The current policy of quantitative easing has had the opposite effect from what was intended, but the Fed is staying the course.
Susan Walsh / AP / File
"Shoot, if you must, this old gray head,
But spare your country’s flag,” she said.
A shade of sadness, a blush of shame,
Over the face of the leader came;
The nobler nature within him stirred
To life at that woman’s deed and word:
“Who touches a hair of yon gray head
Dies like a dog! March on!” he said.
It’s the Ides of December, if December has ides. Some months do. Some don’t.
But you’re probably wondering what the Fed’s FOMC did yesterday, aren’t you?
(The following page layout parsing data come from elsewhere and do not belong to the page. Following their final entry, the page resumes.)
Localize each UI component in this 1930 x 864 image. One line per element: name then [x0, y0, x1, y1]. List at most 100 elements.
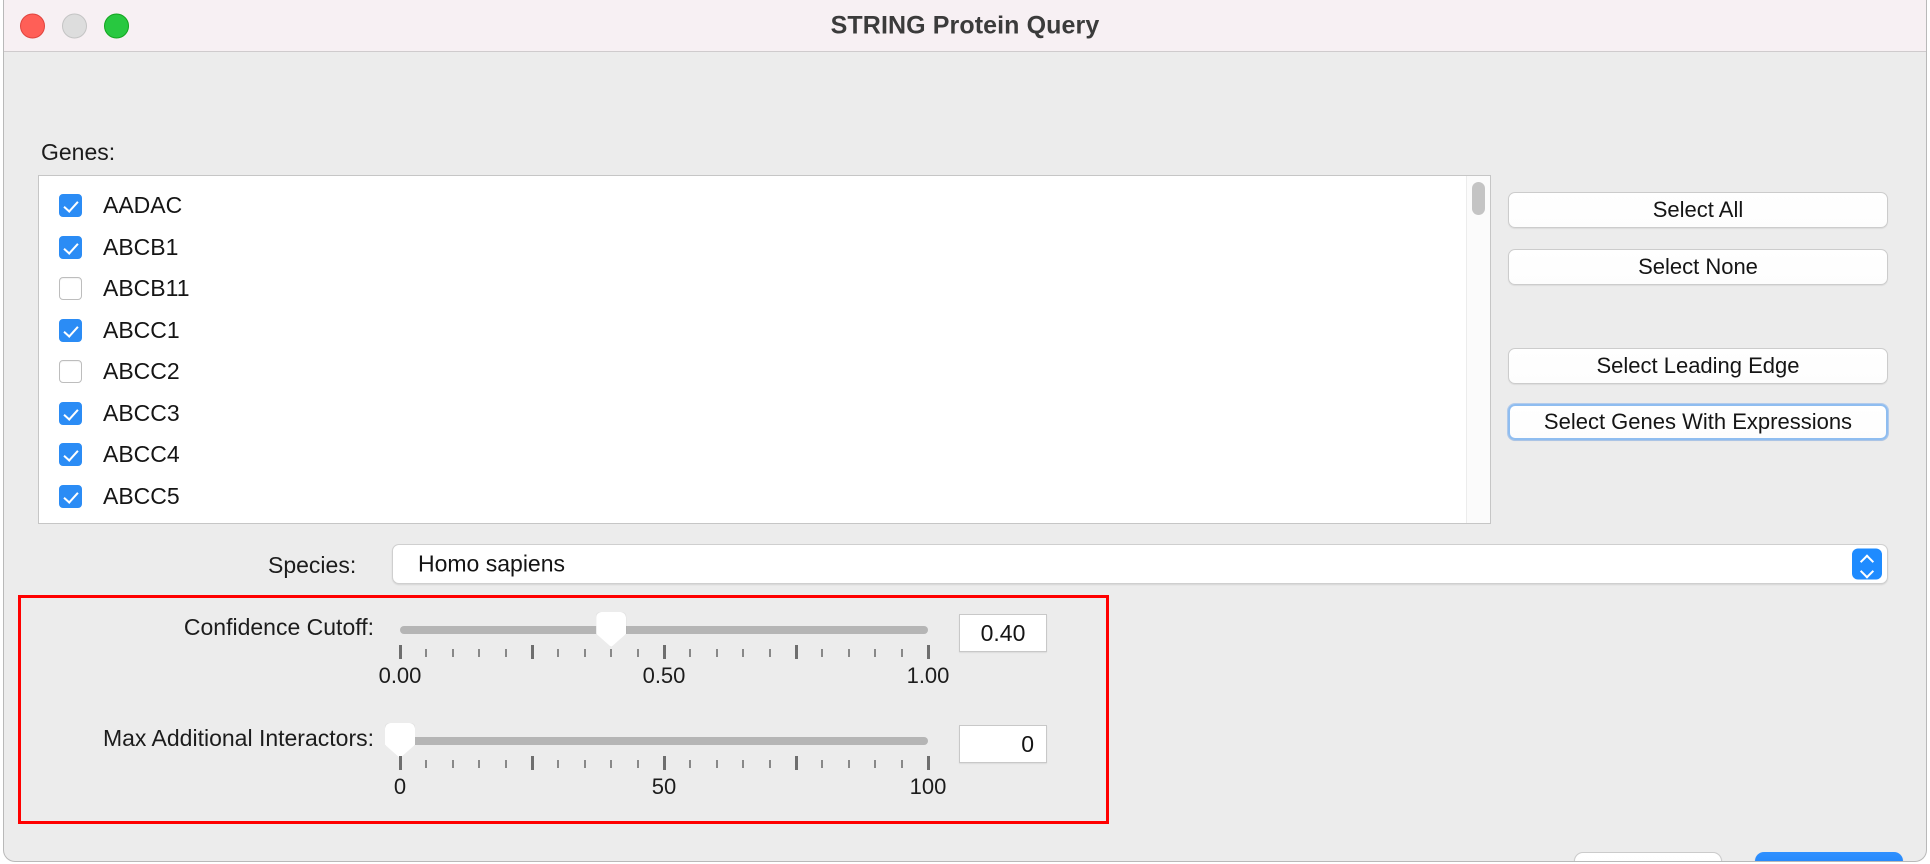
- slider-tick: [610, 649, 613, 657]
- slider-tick: [821, 760, 824, 768]
- slider-tick: [636, 649, 639, 657]
- slider-tick: [636, 760, 639, 768]
- cancel-button[interactable]: Cancel: [1574, 852, 1722, 861]
- window-title: STRING Protein Query: [830, 11, 1100, 39]
- gene-list-item[interactable]: ABCB11: [59, 268, 1465, 310]
- checkbox-checked-icon[interactable]: [59, 484, 82, 508]
- slider-tick: [689, 649, 692, 657]
- checkbox-checked-icon[interactable]: [59, 401, 82, 425]
- slider-tick: [900, 760, 903, 768]
- confidence-cutoff-value[interactable]: 0.40: [959, 614, 1047, 652]
- chevron-up-icon: [1861, 556, 1874, 563]
- checkbox-checked-icon[interactable]: [59, 235, 82, 259]
- chevron-up-down-icon[interactable]: [1852, 548, 1882, 580]
- species-value: Homo sapiens: [418, 550, 566, 577]
- dialog-body: Genes: AADAC ABCB1 ABCB11 ABCC1 ABCC2 ABCC3 AB…: [4, 52, 1926, 861]
- species-label: Species:: [268, 552, 357, 578]
- gene-name: ABCC4: [103, 441, 180, 468]
- slider-track[interactable]: [400, 626, 928, 634]
- slider-thumb[interactable]: [385, 723, 415, 758]
- gene-list-panel: AADAC ABCB1 ABCB11 ABCC1 ABCC2 ABCC3 ABCC4 ABCC…: [38, 175, 1491, 524]
- slider-tick: [531, 756, 534, 770]
- slider-tick-label: 0.00: [378, 663, 422, 688]
- select-none-button[interactable]: Select None: [1508, 249, 1888, 285]
- gene-list[interactable]: AADAC ABCB1 ABCB11 ABCC1 ABCC2 ABCC3 ABCC4 ABCC…: [39, 176, 1465, 523]
- slider-tick: [478, 649, 481, 657]
- slider-tick: [583, 760, 586, 768]
- slider-tick-label: 1.00: [906, 663, 950, 688]
- slider-thumb[interactable]: [596, 612, 627, 647]
- slider-tick: [399, 756, 402, 770]
- gene-name: ABCC3: [103, 399, 180, 426]
- select-genes-with-expressions-button[interactable]: Select Genes With Expressions: [1508, 404, 1888, 440]
- slider-ticks: [399, 645, 930, 661]
- gene-name: ABCB1: [103, 233, 179, 260]
- slider-tick: [504, 760, 507, 768]
- slider-tick-label: 0.50: [642, 663, 686, 688]
- max-additional-interactors-value[interactable]: 0: [959, 725, 1047, 763]
- slider-tick: [504, 649, 507, 657]
- slider-tick: [795, 756, 798, 770]
- slider-tick: [663, 756, 666, 770]
- slider-tick: [768, 649, 771, 657]
- slider-tick-label: 0: [393, 774, 407, 799]
- slider-tick: [768, 760, 771, 768]
- slider-tick: [847, 649, 850, 657]
- checkbox-unchecked-icon[interactable]: [59, 277, 82, 301]
- select-leading-edge-button[interactable]: Select Leading Edge: [1508, 348, 1888, 384]
- chevron-down-icon: [1861, 566, 1874, 573]
- slider-tick: [425, 760, 428, 768]
- gene-list-item[interactable]: ABCB1: [59, 227, 1465, 269]
- gene-list-scrollbar[interactable]: [1466, 176, 1490, 523]
- max-additional-interactors-label: Max Additional Interactors:: [102, 725, 374, 751]
- gene-name: ABCC1: [103, 316, 180, 343]
- slider-tick: [663, 645, 666, 659]
- slider-tick: [425, 649, 428, 657]
- gene-name: ABCB11: [103, 275, 190, 302]
- gene-list-item[interactable]: ABCC5: [59, 476, 1465, 518]
- slider-tick: [742, 760, 745, 768]
- slider-tick: [583, 649, 586, 657]
- slider-tick: [742, 649, 745, 657]
- slider-track[interactable]: [400, 737, 928, 745]
- gene-list-item[interactable]: ABCC1: [59, 310, 1465, 352]
- checkbox-checked-icon[interactable]: [59, 443, 82, 467]
- gene-list-item[interactable]: AADAC: [59, 185, 1465, 227]
- gene-name: ABCC2: [103, 358, 180, 385]
- slider-tick: [900, 649, 903, 657]
- ok-button[interactable]: OK: [1755, 852, 1903, 861]
- slider-tick: [451, 649, 454, 657]
- gene-name: AADAC: [103, 192, 183, 219]
- checkbox-checked-icon[interactable]: [59, 318, 82, 342]
- slider-tick: [557, 760, 560, 768]
- slider-tick-label: 50: [651, 774, 677, 799]
- slider-tick: [689, 760, 692, 768]
- slider-tick: [847, 760, 850, 768]
- slider-tick: [451, 760, 454, 768]
- slider-tick: [531, 645, 534, 659]
- checkbox-checked-icon[interactable]: [59, 194, 82, 218]
- scrollbar-thumb[interactable]: [1472, 182, 1485, 215]
- string-protein-query-dialog: STRING Protein Query Genes: AADAC ABCB1 AB…: [3, 0, 1927, 862]
- slider-tick: [874, 649, 877, 657]
- slider-tick: [927, 756, 930, 770]
- slider-tick: [610, 760, 613, 768]
- checkbox-unchecked-icon[interactable]: [59, 360, 82, 384]
- confidence-cutoff-label: Confidence Cutoff:: [183, 614, 374, 640]
- slider-tick: [874, 760, 877, 768]
- slider-tick: [399, 645, 402, 659]
- gene-list-item[interactable]: ABCC2: [59, 351, 1465, 393]
- slider-tick-label: 100: [909, 774, 947, 799]
- gene-name: ABCC5: [103, 482, 180, 509]
- slider-tick: [795, 645, 798, 659]
- slider-tick: [557, 649, 560, 657]
- gene-list-item[interactable]: ABCC3: [59, 393, 1465, 435]
- species-select[interactable]: Homo sapiens: [392, 544, 1888, 584]
- gene-list-item[interactable]: ABCC4: [59, 434, 1465, 476]
- genes-label: Genes:: [41, 139, 116, 165]
- slider-tick: [927, 645, 930, 659]
- slider-ticks: [399, 756, 930, 772]
- slider-tick: [821, 649, 824, 657]
- select-all-button[interactable]: Select All: [1508, 192, 1888, 228]
- title-bar: STRING Protein Query: [4, 0, 1926, 52]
You’re not? Well, good for you. You must have a life. Or a brain.
Those of us who are condemned to follow such things found out that the Fed is standing pat. You can imagine how that stirred our blood. We had barely slept wondering what the Fed would do. We had worn out the carpet, pacing back and forth. And now we discover that the Fed will do nothing!
The “recovery” is too weak to raise rates, said the Fed. And the economy may need more stimulus, it added; so it will stick with its plan to buy $600 billion worth of US government debt.
You’ll remember that the Fed purchases were supposed to drive down long-term interest rates so that mortgage borrowing and capital investment increased. But instead of falling, long-term rates went up.